FESTIVAL DE CANNES 2011 - En compétition
Melancholia est une histoire de fin du monde. Le très controversé danois Lars Von Trier nous invite à assister aux derniers instants de la Terre par le prisme d'une famille en crise. Son film parvient à allier sécheresse et lyrisme pour livrer une méditation sans appel sur la finitude et le chaos.
Le film commence par un prologue cosmique et très pictural de quelques minutes, qui annonce l'apocalypse à venir. Nous ne pouvons alors que regarder la suite avec la certitude de la catastrophe imminente, le film devenant chronique des derniers instants du monde.

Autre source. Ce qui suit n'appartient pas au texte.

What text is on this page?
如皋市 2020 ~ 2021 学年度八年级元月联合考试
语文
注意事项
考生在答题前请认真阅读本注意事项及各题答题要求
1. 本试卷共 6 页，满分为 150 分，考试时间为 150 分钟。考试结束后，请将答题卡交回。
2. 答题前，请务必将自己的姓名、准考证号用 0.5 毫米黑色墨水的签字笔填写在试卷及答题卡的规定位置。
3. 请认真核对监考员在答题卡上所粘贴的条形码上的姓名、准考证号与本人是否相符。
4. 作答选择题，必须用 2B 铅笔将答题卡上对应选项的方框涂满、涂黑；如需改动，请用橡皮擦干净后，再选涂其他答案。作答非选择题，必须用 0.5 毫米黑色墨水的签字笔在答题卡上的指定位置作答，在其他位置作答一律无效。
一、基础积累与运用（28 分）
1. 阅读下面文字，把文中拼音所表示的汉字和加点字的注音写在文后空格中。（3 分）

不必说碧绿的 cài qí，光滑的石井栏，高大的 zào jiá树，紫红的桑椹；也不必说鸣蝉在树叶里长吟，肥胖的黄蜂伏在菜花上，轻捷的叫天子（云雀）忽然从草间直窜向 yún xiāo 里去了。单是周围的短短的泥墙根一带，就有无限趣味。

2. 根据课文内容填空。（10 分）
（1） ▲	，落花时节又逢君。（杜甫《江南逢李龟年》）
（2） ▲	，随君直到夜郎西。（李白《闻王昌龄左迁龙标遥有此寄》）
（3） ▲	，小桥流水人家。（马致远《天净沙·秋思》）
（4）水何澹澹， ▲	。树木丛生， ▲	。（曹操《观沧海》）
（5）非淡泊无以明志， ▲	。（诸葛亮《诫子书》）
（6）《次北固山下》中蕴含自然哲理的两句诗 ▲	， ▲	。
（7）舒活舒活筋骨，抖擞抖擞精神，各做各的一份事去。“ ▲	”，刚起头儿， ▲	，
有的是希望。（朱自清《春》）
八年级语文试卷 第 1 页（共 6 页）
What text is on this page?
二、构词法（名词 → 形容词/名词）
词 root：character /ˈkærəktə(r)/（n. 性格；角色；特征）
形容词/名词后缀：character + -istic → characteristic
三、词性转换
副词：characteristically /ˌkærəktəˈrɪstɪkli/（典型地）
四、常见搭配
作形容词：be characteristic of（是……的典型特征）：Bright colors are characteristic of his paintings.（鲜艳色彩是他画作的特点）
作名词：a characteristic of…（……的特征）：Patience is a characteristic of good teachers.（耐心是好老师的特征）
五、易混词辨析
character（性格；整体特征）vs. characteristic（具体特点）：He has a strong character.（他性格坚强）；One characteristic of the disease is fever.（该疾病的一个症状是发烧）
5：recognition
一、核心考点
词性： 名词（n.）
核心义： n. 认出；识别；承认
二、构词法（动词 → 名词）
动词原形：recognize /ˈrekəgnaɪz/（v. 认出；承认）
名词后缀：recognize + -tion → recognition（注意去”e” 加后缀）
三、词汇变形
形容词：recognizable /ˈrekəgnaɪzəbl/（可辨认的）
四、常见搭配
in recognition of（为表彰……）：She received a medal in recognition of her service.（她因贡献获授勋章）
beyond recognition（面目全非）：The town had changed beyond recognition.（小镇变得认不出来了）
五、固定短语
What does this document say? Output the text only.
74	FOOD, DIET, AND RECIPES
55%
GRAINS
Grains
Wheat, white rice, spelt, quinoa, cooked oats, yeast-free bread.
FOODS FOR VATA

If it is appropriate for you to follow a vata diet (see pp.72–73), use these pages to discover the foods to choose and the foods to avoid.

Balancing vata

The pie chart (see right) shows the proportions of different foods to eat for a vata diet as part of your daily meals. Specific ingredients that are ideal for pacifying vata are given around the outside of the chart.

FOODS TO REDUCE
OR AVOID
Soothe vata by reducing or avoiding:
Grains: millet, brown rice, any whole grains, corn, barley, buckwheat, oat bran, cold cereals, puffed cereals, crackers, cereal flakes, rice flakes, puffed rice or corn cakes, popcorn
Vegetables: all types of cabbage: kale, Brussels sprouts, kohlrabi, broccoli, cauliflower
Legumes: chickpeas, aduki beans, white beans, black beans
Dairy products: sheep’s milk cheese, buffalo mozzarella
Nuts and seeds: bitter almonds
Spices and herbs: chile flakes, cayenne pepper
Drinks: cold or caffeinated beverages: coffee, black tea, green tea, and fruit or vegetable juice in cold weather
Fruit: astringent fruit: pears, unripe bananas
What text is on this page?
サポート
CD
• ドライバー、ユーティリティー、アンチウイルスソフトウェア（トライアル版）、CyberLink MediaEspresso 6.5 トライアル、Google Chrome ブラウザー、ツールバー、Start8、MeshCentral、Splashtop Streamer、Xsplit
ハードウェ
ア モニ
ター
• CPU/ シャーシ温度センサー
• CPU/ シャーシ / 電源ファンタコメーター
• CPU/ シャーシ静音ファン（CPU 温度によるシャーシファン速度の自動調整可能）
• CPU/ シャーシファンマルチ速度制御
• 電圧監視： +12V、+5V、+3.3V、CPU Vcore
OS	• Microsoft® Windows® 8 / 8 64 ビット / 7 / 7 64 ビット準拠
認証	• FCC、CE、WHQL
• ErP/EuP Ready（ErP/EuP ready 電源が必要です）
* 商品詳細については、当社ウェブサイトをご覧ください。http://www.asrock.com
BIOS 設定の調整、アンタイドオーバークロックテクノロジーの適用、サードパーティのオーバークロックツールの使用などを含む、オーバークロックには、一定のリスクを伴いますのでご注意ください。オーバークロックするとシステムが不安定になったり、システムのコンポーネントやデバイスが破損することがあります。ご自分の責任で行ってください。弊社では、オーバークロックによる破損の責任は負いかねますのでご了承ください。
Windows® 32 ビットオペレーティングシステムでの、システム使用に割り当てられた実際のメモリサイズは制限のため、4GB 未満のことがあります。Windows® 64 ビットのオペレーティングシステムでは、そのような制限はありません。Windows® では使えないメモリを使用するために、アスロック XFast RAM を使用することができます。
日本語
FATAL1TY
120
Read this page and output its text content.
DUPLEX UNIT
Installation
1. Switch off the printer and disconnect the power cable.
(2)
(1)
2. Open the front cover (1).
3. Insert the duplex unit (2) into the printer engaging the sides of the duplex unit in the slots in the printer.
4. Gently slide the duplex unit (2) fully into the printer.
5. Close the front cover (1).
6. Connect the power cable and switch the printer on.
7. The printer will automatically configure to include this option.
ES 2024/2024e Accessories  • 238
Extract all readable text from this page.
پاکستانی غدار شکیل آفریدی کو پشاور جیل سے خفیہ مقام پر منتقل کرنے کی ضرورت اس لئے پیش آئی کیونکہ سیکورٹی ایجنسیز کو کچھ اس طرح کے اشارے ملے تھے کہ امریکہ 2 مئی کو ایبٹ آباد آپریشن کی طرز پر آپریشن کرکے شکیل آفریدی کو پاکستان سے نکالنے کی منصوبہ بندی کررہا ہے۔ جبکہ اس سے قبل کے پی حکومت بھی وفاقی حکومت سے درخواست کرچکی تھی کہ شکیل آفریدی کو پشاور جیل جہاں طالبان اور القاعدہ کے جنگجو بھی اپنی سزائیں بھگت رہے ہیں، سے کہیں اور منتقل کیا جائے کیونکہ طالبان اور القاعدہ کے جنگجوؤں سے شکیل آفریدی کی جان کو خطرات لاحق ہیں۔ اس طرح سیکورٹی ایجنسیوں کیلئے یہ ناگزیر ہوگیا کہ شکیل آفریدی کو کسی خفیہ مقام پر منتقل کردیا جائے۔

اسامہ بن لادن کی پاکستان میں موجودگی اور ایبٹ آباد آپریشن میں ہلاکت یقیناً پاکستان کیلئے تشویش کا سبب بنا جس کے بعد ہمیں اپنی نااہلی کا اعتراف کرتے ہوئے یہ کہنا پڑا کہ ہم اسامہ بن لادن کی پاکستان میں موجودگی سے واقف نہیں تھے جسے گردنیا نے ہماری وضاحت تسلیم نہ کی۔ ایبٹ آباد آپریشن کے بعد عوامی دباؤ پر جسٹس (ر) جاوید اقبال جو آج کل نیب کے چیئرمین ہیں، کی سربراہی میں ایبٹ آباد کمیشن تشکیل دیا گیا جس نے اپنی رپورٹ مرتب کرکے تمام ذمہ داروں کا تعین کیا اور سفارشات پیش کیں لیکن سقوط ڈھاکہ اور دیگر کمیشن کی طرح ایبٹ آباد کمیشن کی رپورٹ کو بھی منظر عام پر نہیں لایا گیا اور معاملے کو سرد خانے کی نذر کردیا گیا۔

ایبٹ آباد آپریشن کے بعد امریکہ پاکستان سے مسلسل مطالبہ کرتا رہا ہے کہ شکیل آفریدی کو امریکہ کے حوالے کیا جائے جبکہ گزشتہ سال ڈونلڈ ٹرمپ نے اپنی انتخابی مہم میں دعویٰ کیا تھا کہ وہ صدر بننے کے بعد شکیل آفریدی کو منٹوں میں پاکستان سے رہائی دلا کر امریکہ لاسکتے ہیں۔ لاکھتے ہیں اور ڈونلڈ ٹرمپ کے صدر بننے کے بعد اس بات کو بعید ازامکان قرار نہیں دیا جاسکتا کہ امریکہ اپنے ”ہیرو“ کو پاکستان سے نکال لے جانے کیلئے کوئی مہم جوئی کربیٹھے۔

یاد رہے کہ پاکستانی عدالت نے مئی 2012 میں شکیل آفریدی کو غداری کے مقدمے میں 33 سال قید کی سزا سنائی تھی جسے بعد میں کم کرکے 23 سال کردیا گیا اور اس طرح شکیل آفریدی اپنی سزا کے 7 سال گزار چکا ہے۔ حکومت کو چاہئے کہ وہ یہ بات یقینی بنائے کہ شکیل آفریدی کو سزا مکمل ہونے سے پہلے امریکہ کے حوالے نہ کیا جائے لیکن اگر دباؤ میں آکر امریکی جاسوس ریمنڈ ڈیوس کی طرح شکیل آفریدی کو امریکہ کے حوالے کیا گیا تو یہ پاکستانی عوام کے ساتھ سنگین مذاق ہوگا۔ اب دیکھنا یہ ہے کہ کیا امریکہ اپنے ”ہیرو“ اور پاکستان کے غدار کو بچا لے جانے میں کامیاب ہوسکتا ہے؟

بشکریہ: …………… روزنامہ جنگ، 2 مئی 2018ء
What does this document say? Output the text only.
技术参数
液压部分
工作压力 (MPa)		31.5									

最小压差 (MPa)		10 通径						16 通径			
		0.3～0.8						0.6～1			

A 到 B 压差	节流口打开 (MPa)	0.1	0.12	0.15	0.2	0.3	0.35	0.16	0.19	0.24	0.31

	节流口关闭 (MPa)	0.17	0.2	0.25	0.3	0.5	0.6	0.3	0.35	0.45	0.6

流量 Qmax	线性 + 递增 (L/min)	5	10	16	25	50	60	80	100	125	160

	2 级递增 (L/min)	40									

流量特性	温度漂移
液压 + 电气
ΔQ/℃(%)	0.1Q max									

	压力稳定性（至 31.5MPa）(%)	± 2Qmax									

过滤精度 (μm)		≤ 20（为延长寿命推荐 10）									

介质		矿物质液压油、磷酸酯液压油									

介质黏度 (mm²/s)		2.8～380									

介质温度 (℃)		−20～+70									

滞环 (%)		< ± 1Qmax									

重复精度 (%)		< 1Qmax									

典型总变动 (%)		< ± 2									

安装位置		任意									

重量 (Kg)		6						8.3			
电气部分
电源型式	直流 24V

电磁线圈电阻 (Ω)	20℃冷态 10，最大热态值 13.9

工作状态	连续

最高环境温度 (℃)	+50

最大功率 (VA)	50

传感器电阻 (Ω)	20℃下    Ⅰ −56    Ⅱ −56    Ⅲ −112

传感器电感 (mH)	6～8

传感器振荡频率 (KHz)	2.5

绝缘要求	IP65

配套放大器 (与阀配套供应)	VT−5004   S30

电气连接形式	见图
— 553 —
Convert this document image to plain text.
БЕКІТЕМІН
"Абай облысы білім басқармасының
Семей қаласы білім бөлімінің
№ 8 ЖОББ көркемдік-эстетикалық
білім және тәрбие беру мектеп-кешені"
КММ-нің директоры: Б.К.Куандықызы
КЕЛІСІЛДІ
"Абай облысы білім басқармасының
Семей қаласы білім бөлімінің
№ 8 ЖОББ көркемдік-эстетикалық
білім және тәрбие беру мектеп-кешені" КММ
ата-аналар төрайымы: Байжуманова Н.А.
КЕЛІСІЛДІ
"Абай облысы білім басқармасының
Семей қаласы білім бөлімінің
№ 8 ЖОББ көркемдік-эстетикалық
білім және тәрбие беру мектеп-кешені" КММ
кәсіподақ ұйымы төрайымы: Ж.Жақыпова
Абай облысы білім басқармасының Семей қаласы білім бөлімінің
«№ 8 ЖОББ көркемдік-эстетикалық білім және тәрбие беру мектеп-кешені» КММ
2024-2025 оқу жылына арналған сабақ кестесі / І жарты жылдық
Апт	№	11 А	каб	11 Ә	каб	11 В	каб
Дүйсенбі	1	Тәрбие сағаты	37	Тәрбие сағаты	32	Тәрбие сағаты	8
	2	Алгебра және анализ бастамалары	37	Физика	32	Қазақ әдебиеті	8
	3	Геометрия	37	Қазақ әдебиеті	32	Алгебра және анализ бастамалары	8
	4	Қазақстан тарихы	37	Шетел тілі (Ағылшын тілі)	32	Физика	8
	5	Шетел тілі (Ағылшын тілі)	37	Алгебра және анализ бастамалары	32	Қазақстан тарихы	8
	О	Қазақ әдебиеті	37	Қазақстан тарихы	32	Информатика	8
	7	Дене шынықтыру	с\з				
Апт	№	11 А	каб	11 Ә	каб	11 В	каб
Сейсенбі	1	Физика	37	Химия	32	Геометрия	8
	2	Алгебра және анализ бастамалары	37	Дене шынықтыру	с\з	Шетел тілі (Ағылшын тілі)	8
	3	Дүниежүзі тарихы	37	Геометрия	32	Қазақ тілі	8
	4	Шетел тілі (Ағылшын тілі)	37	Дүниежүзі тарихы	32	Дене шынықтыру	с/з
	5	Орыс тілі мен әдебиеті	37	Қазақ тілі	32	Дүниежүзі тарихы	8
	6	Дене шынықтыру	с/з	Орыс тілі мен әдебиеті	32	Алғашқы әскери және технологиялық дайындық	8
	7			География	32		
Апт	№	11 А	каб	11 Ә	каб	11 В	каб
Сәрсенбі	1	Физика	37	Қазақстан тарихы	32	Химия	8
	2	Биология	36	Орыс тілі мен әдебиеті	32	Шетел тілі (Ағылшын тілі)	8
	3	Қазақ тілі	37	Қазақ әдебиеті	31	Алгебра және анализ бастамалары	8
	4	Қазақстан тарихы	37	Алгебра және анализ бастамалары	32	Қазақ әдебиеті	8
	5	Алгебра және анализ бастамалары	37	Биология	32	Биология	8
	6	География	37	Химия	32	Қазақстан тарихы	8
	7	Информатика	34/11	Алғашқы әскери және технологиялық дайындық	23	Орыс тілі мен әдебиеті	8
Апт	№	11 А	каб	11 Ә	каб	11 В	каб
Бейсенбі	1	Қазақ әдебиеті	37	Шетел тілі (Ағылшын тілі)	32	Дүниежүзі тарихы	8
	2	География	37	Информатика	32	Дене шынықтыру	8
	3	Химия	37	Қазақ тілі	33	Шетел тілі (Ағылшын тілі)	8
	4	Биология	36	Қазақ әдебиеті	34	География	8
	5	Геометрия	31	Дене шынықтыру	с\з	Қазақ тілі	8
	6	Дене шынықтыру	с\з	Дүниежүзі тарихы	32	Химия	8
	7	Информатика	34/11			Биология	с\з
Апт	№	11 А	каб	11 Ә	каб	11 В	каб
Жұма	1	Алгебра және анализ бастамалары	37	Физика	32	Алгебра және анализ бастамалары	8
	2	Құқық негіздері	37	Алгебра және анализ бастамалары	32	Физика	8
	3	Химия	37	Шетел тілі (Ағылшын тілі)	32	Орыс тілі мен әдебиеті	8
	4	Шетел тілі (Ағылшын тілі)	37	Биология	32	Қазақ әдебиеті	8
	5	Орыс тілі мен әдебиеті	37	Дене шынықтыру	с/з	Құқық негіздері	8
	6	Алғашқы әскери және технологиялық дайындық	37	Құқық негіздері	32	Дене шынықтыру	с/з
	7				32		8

Melancholia se découpe ensuite en deux parties bien distinctes, indiquées par des intertitres. La première s'attache plus particulièrement au personnage de Justine (Kirsten Dunst), une jeune femme profondément dépressive dont le mariage tourne au fiasco. La seconde porte notre attention sur la sur de cette dernière, Claire (Charlotte Gainsbourg) alors qu'elle fait face à l'annonce de l'apocalypse à venir (la planète Melancholia va percuter la Terre et l'anéantir). Le lien entre ces deux parties napparaît d'abord pas de manière évidente. Les personnages sont les mêmes, mais l'absence de relation temporelle et thématique entre ces deux segments de récit laisse perplexe (il n'est quasiment pas fait d'allusion aux événements de la première partie dans la seconde).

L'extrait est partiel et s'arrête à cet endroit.